Índigo apartó la copa que se le volvía a ofrecer, y murmuró excitada:
—¡No encuentro a Grimya!
—No está aquí. Regresó a vuestros aposentos. Yo la envié allí... Estaba asustada. Bebe un poco más.
—¿Asustada?
Anonadada, Índigo se vio cogida por sorpresa y tomó un nuevo sorbo de la bebida antes de darse cuenta de lo que hacía. El licor tenía un sabor dulce y fuerte; algún tipo de fruta fermentada, se dijo, y sin duda con una buena dosis de alcohol. Su cuerpo empezaba ya a relajarse, .Hinque su mente seguía hecha un torbellino. ¿Qué había asustado a Grimya? Intentó rememorar lo sucedido, y con un sobresalto advirtió que no recordaba absolutamente nada.
—¡Shalune! —Su voz era un agudo siseo—. ¿Qué sucedió? ¿Hablé? ¡No puedo recordar nada!
—Hablaste —respondió la mujer dedicándole su terrible sonrisa como muestra de satisfacción—. Silencio, ahora.
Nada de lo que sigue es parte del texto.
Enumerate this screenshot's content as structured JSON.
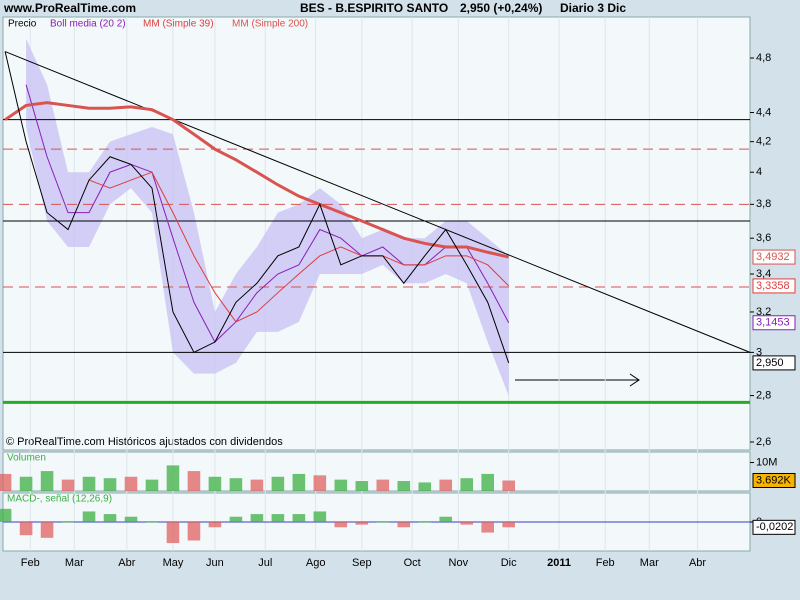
{
  "site": "www.ProRealTime.com",
  "header": {
    "title": "BES - B.ESPIRITO SANTO",
    "quote": "2,950 (+0,24%)",
    "period": "Diario  3 Dic"
  },
  "footer": "© ProRealTime.com Históricos ajustados con dividendos",
  "chart_data": [
    {
      "type": "line",
      "log": true,
      "legend_title": "Precio",
      "x": [
        0,
        10,
        20,
        30,
        40,
        50,
        60,
        70,
        80,
        90,
        100,
        110,
        120,
        130,
        140,
        150,
        160,
        170,
        180,
        190,
        200,
        210,
        220,
        230,
        240
      ],
      "xlim": [
        -1,
        355
      ],
      "xticks": [
        {
          "value": 12,
          "label": "Feb"
        },
        {
          "value": 33,
          "label": "Mar"
        },
        {
          "value": 58,
          "label": "Abr"
        },
        {
          "value": 80,
          "label": "May"
        },
        {
          "value": 100,
          "label": "Jun"
        },
        {
          "value": 124,
          "label": "Jul"
        },
        {
          "value": 148,
          "label": "Ago"
        },
        {
          "value": 170,
          "label": "Sep"
        },
        {
          "value": 194,
          "label": "Oct"
        },
        {
          "value": 216,
          "label": "Nov"
        },
        {
          "value": 240,
          "label": "Dic"
        },
        {
          "value": 264,
          "label": "2011"
        },
        {
          "value": 286,
          "label": "Feb"
        },
        {
          "value": 307,
          "label": "Mar"
        },
        {
          "value": 330,
          "label": "Abr"
        }
      ],
      "ylim": [
        2.567,
        5.125
      ],
      "yticks": [
        {
          "value": 2.6,
          "label": "2,6"
        },
        {
          "value": 2.8,
          "label": "2,8"
        },
        3,
        {
          "value": 3.2,
          "label": "3,2"
        },
        {
          "value": 3.4,
          "label": "3,4"
        },
        {
          "value": 3.6,
          "label": "3,6"
        },
        {
          "value": 3.8,
          "label": "3,8"
        },
        4,
        {
          "value": 4.2,
          "label": "4,2"
        },
        {
          "value": 4.4,
          "label": "4,4"
        },
        {
          "value": 4.8,
          "label": "4,8"
        }
      ],
      "bollinger": {
        "color": "#c9c3f5",
        "upper": [
          null,
          4.95,
          4.6,
          4.0,
          4.0,
          4.2,
          4.25,
          4.3,
          4.25,
          3.75,
          3.2,
          3.4,
          3.55,
          3.75,
          3.8,
          3.9,
          3.8,
          3.6,
          3.65,
          3.6,
          3.6,
          3.7,
          3.7,
          3.6,
          3.5
        ],
        "lower": [
          null,
          4.3,
          3.7,
          3.55,
          3.55,
          3.8,
          3.9,
          3.75,
          3.0,
          2.9,
          2.9,
          2.95,
          3.1,
          3.1,
          3.15,
          3.4,
          3.4,
          3.4,
          3.45,
          3.35,
          3.35,
          3.4,
          3.35,
          3.05,
          2.8
        ]
      },
      "series": [
        {
          "name": "Boll media (20 2)",
          "color": "#8a1fb5",
          "width": 1,
          "last_label": "3,1453",
          "values": [
            null,
            4.6,
            4.1,
            3.75,
            3.75,
            4.0,
            4.05,
            4.0,
            3.6,
            3.25,
            3.05,
            3.15,
            3.3,
            3.4,
            3.45,
            3.65,
            3.6,
            3.5,
            3.55,
            3.45,
            3.45,
            3.55,
            3.55,
            3.35,
            3.1453
          ]
        },
        {
          "name": "MM (Simple 39)",
          "color": "#e03c3c",
          "width": 1,
          "last_label": "3,3358",
          "values": [
            null,
            null,
            null,
            null,
            3.95,
            3.9,
            3.95,
            4.0,
            3.75,
            3.5,
            3.3,
            3.15,
            3.2,
            3.3,
            3.4,
            3.5,
            3.55,
            3.5,
            3.5,
            3.45,
            3.45,
            3.5,
            3.5,
            3.45,
            3.3358
          ]
        },
        {
          "name": "MM (Simple 200)",
          "color": "#d9534f",
          "width": 3,
          "last_label": "3,4932",
          "values": [
            4.35,
            4.45,
            4.47,
            4.45,
            4.43,
            4.43,
            4.44,
            4.42,
            4.35,
            4.25,
            4.15,
            4.08,
            4.0,
            3.92,
            3.85,
            3.8,
            3.75,
            3.7,
            3.65,
            3.6,
            3.57,
            3.55,
            3.55,
            3.52,
            3.4932
          ]
        },
        {
          "name": "Precio",
          "color": "#000000",
          "width": 1,
          "last_label": "2,950",
          "values": [
            4.85,
            4.2,
            3.75,
            3.65,
            3.95,
            4.1,
            4.05,
            3.9,
            3.2,
            3.0,
            3.05,
            3.25,
            3.35,
            3.5,
            3.55,
            3.8,
            3.45,
            3.5,
            3.5,
            3.35,
            3.5,
            3.65,
            3.45,
            3.25,
            2.95
          ]
        }
      ],
      "levels": [
        {
          "value": 4.35,
          "color": "#000000",
          "dash": false,
          "width": 1
        },
        {
          "value": 4.15,
          "color": "#d9534f",
          "dash": true,
          "width": 1
        },
        {
          "value": 3.8,
          "color": "#d9534f",
          "dash": true,
          "width": 1
        },
        {
          "value": 3.7,
          "color": "#000000",
          "dash": false,
          "width": 1
        },
        {
          "value": 3.33,
          "color": "#d9534f",
          "dash": true,
          "width": 1
        },
        {
          "value": 3.0,
          "color": "#000000",
          "dash": false,
          "width": 1
        },
        {
          "value": 2.77,
          "color": "#22b022",
          "dash": false,
          "width": 3
        }
      ],
      "trendline": {
        "x": [
          0,
          355
        ],
        "y": [
          4.85,
          3.0
        ]
      }
    },
    {
      "type": "bar",
      "title": "Volumen",
      "last_label": "3.692K",
      "x": [
        0,
        10,
        20,
        30,
        40,
        50,
        60,
        70,
        80,
        90,
        100,
        110,
        120,
        130,
        140,
        150,
        160,
        170,
        180,
        190,
        200,
        210,
        220,
        230,
        240
      ],
      "ylim": [
        0,
        13700
      ],
      "yticks": [
        {
          "value": 10000,
          "label": "10M"
        }
      ],
      "up_color": "#3cb043",
      "down_color": "#e06060",
      "values": [
        6000,
        5000,
        7000,
        4000,
        5000,
        4500,
        5000,
        4000,
        9000,
        7000,
        5000,
        4500,
        4000,
        5000,
        6000,
        5500,
        4000,
        3500,
        4000,
        3500,
        3000,
        4000,
        4500,
        6000,
        3692
      ]
    },
    {
      "type": "bar",
      "title": "MACD-, señal (12,26,9)",
      "last_label": "-0,0202",
      "x": [
        0,
        10,
        20,
        30,
        40,
        50,
        60,
        70,
        80,
        90,
        100,
        110,
        120,
        130,
        140,
        150,
        160,
        170,
        180,
        190,
        200,
        210,
        220,
        230,
        240
      ],
      "ylim": [
        -0.11,
        0.11
      ],
      "yticks": [
        0
      ],
      "up_color": "#3cb043",
      "down_color": "#e06060",
      "zero_color": "#3040c0",
      "values": [
        0.05,
        -0.05,
        -0.06,
        0.0,
        0.04,
        0.03,
        0.02,
        0.0,
        -0.08,
        -0.07,
        -0.02,
        0.02,
        0.03,
        0.03,
        0.03,
        0.04,
        -0.02,
        -0.01,
        0.0,
        -0.02,
        0.0,
        0.02,
        -0.01,
        -0.04,
        -0.0202
      ]
    }
  ]
}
Deja que la bebida haga su efecto y te devuelva las fuerzas. —Tras lo cual se acuclilló junto a la litera, impidiendo cualquier otra conversación.
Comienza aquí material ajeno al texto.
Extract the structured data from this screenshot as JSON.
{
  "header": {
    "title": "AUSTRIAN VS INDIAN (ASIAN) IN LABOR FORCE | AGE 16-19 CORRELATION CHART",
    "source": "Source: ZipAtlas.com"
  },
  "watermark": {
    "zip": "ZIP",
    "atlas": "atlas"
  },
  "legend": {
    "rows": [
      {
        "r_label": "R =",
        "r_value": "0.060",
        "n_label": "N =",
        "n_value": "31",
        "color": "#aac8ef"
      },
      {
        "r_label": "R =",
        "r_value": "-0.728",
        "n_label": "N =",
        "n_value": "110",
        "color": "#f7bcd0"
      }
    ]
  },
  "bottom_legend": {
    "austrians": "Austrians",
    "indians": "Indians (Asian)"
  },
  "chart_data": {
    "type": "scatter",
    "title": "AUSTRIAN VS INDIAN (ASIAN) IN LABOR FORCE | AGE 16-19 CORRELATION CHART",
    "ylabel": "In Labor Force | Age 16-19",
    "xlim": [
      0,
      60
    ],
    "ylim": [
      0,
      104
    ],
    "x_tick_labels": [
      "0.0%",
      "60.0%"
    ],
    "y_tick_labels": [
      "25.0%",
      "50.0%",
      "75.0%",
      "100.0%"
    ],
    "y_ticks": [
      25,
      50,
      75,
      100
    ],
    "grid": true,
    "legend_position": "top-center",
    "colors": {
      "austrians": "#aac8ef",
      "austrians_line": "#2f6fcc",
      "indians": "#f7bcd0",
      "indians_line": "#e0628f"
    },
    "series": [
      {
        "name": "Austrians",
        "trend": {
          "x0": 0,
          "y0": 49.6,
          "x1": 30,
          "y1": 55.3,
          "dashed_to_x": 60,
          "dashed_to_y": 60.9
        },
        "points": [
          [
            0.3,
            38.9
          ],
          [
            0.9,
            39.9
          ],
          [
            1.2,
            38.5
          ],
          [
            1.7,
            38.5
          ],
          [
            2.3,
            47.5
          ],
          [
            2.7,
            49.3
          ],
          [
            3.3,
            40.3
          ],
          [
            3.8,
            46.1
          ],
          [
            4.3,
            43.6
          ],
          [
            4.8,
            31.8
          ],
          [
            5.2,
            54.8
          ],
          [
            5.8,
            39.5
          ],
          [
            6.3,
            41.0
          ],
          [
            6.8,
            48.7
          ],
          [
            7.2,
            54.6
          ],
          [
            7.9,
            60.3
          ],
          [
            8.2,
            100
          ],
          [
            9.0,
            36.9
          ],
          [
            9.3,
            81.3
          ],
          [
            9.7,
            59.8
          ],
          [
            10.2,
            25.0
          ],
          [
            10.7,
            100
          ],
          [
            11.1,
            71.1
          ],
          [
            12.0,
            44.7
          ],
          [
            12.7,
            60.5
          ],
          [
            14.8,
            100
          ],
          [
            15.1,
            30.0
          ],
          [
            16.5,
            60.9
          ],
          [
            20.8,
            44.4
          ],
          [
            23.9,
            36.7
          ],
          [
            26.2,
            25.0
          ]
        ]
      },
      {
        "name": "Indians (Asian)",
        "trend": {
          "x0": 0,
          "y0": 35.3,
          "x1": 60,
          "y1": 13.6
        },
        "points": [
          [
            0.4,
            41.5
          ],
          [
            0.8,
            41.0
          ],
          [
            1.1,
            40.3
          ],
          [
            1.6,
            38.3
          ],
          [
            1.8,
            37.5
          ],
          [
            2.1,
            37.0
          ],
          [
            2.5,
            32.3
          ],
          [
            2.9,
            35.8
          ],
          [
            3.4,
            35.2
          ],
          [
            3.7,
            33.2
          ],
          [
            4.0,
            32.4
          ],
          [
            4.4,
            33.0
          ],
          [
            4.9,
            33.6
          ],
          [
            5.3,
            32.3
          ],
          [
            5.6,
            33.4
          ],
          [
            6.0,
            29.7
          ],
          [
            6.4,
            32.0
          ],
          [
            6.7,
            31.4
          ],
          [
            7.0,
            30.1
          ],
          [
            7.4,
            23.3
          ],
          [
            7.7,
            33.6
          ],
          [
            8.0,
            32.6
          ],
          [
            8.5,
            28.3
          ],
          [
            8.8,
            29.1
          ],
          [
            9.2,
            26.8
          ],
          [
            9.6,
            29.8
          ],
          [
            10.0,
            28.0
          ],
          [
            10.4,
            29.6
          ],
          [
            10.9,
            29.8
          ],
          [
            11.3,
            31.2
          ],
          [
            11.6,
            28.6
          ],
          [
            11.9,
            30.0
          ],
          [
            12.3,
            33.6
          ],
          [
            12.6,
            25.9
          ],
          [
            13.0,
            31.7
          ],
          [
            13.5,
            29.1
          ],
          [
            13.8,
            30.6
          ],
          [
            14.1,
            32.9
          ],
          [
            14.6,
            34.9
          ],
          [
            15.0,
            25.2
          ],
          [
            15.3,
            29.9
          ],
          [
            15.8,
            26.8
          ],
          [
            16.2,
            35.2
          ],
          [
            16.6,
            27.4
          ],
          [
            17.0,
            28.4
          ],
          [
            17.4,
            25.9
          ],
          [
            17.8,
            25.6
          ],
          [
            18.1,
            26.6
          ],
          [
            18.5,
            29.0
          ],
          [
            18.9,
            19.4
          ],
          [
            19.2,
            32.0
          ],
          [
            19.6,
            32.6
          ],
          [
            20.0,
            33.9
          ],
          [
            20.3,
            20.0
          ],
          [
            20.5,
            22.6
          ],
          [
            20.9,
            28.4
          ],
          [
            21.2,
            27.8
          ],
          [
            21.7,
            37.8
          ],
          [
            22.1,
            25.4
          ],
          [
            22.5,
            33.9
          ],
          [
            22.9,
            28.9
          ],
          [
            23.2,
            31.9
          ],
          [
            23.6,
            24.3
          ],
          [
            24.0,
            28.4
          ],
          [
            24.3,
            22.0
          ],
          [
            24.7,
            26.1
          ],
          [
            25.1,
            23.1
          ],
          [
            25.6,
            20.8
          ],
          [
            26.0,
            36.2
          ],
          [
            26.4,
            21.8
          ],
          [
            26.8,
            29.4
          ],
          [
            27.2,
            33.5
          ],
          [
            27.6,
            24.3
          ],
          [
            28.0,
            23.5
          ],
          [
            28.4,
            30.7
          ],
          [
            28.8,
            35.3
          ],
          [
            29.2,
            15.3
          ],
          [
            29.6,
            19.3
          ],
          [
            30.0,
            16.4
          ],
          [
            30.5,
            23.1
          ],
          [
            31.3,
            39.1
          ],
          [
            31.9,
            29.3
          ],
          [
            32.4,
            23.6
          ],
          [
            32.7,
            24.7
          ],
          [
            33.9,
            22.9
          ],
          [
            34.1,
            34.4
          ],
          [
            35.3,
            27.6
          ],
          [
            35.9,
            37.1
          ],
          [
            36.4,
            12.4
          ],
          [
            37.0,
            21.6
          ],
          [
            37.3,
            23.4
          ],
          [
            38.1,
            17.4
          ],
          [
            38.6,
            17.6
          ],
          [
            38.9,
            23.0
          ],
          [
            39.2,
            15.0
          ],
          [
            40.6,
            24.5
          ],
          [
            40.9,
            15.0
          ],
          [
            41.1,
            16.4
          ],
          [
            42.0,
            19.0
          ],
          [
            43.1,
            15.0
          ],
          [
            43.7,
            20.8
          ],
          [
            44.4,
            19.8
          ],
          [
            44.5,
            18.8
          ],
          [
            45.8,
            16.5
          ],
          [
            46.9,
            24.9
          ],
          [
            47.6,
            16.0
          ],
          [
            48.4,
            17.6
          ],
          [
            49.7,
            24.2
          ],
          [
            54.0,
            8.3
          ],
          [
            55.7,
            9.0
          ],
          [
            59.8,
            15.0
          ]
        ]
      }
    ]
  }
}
Índigo se recostó en el sillón, contempló desconcertada el lago y las antorchas y a las mujeres que danzaban y cantaban. Empezaba a sentirse mareada por los efectos de la mezcla del incienso en el aire y del alcohol en el cuerpo, pero una única idea se había introducido en su cerebro y la atosigaba, negándose a ser reprimida. Algo no estaba bien. Sin duda, antes de que cayera en trance, la escena había sido diferente. El recuerdo seguía sin querer materializarse, y la bebida le embotaba el cerebro a la vez que aliviaba la tensión de los efectos posteriores a la conmoción sufrida; pero estaba segura de que había habido otras personas aquí, y que algo extraño e inquietante había sucedido. ¿O acaso se engañaba a sí misma? No, porque, si así fuera, ¿qué podía haber asustado tanto a Grimya que había estado dispuesta a huir de regreso a las cuevas?